Former station chief Giliam van Rensburg, who retired from the police last year, testified that an officer stole a watch worth as much as USD 10,000, in a damning indictment of his ex-colleagues.
The watch went missing while forensic experts were examining a blood-splattered box containing seven other timepieces and occurred even after Van Rensburg warned his staff against theft.
"I saw those watches and I said this is tempting for any person because this is expensive watches," he told the court.
"I said, 'I can not believe it. We were just there. How can this watch be gone?'"
Body and vehicle searches failed to turn up the missing watch and a theft docket was opened, he said, adding: "I was furious."
The admission calls into question the police's overall handling of the crime scene, in a case that is likely to hinge on sensitive forensic evidence.
Van Rensburg said Pistorius's sister Aimee removed another watch in the presence of police while she fetched clothes for her brother.

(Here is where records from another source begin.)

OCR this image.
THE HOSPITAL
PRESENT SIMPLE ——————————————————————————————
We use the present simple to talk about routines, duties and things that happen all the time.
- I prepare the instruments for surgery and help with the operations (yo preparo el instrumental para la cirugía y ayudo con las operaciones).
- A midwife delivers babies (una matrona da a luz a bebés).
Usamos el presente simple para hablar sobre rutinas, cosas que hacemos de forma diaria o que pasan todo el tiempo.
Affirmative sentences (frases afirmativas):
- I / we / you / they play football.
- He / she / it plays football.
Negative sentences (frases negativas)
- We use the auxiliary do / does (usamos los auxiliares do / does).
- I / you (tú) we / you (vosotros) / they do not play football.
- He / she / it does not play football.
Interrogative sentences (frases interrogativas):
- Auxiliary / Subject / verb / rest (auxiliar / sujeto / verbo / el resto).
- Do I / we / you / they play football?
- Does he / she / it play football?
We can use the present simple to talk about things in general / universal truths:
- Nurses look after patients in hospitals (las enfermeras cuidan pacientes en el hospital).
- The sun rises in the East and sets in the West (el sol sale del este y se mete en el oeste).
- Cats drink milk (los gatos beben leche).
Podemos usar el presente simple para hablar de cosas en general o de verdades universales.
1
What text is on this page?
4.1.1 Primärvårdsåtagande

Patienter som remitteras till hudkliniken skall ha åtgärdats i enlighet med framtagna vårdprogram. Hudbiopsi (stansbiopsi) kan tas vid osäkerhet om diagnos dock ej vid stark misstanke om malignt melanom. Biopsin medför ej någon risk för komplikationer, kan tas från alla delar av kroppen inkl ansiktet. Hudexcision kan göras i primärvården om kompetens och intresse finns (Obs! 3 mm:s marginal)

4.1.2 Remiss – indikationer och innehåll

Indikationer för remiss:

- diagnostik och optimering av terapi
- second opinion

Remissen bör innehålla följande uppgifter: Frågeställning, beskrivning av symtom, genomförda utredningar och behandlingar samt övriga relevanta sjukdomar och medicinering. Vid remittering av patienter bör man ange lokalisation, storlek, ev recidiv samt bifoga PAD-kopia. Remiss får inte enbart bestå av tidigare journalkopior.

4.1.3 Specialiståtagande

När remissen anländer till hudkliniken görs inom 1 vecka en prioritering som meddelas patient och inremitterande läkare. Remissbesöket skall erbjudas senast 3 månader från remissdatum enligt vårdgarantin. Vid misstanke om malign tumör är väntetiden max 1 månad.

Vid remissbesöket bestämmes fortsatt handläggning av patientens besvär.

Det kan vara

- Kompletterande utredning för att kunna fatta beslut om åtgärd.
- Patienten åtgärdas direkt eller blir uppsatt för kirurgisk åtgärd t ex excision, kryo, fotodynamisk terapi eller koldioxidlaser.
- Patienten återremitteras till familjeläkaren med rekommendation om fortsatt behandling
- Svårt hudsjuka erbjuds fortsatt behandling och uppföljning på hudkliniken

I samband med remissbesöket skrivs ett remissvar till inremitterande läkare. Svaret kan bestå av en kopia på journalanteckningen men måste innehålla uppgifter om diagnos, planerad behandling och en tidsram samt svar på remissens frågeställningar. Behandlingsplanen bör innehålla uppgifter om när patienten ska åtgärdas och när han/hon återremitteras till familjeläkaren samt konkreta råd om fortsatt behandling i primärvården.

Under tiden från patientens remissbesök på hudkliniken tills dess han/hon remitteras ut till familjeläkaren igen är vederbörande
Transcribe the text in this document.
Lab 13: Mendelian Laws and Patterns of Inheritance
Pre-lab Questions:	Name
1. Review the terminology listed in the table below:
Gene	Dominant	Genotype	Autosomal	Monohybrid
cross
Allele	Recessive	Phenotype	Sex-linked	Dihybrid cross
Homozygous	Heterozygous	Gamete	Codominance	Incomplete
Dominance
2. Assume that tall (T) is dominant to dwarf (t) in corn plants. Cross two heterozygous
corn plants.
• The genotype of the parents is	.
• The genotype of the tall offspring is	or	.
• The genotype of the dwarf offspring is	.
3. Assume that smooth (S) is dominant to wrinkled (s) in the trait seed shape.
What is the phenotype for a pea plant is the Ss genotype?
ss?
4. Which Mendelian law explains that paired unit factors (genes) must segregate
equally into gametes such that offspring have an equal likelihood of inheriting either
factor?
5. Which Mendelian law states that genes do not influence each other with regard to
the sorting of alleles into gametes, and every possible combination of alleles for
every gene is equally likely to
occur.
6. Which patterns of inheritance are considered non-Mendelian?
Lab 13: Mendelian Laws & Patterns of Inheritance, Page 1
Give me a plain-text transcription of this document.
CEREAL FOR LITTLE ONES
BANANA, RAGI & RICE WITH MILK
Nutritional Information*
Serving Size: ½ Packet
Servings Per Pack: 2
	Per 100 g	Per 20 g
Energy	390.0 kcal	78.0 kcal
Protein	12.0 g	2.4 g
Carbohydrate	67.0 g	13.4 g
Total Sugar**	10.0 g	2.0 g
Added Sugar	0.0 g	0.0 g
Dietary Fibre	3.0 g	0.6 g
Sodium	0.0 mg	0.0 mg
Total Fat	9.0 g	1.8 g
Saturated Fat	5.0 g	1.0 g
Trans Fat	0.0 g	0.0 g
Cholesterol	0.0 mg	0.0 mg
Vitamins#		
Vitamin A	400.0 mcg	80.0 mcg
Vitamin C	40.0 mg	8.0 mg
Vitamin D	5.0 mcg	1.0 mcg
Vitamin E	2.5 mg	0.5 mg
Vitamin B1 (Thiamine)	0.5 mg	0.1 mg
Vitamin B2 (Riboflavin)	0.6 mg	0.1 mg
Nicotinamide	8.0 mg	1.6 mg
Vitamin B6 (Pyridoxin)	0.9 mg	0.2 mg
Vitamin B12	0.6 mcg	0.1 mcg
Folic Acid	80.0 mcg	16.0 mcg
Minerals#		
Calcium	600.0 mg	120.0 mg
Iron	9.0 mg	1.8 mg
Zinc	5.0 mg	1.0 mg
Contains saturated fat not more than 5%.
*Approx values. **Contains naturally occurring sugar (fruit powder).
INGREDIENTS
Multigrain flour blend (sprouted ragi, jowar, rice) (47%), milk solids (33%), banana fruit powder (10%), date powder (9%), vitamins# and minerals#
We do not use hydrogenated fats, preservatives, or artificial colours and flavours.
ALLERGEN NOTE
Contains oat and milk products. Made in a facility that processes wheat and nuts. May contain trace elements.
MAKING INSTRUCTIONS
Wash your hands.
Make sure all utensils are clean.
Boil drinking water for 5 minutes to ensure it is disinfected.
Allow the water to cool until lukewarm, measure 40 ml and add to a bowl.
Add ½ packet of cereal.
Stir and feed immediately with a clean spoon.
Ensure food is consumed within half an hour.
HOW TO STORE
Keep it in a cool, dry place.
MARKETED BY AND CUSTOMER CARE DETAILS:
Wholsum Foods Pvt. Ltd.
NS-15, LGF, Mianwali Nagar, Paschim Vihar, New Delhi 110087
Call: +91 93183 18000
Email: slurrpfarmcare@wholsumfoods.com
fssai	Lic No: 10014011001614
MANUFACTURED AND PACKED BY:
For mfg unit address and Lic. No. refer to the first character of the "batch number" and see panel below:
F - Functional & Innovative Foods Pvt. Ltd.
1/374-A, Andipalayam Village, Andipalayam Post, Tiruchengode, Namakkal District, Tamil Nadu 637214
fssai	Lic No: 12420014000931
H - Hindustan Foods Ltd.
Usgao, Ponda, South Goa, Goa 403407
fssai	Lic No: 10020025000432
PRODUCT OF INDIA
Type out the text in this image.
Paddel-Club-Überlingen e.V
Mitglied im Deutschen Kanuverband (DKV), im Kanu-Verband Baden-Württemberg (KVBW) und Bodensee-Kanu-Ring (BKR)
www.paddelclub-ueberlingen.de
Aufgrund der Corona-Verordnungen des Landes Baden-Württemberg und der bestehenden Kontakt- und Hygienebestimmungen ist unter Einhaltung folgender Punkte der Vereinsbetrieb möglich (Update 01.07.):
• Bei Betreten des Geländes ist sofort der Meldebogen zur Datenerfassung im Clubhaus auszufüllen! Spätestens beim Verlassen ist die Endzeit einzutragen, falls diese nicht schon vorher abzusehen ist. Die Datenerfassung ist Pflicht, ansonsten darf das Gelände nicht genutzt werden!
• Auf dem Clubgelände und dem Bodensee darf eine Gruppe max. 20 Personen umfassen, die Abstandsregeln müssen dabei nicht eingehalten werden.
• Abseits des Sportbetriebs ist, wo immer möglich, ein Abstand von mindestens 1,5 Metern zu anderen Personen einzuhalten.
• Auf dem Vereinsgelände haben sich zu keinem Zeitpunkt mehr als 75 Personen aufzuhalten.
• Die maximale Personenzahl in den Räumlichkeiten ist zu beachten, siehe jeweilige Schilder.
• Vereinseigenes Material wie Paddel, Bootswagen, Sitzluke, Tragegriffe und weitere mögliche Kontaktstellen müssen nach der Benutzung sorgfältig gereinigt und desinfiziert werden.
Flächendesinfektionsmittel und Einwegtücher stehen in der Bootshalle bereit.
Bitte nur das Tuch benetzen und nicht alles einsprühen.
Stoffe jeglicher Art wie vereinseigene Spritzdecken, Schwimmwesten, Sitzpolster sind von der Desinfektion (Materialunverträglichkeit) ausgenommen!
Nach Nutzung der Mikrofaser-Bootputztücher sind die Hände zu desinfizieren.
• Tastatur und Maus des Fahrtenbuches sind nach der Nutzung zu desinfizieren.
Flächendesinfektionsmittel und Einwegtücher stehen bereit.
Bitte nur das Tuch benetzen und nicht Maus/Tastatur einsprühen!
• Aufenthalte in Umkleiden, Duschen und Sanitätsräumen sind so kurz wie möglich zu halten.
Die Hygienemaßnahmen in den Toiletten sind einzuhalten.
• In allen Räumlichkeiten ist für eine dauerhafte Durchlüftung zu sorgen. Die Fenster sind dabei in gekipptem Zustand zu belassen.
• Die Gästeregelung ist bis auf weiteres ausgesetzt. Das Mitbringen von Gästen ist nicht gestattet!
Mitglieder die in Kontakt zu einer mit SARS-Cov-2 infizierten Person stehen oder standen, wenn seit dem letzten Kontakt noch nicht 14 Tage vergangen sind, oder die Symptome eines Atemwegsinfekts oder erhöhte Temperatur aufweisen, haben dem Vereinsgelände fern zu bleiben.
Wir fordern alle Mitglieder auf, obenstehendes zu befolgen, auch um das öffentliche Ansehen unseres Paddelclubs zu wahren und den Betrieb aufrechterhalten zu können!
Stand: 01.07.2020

"At that particular moment the ballistics expert was handling the firearm without gloves," Van Rensburg told the court today, adding that the policeman had already removed the magazine.
Pistorius defence lawyer Barry Roux already blasted police misconduct during the athlete's bail hearing last year, and it is expected to be a key line of the defence as the trial continues.
During the bail hearing, lead investigator Hilton Botha admitted that he had walked through the scene without protective footwear and missed a bullet that had lodged in the toilet bowl.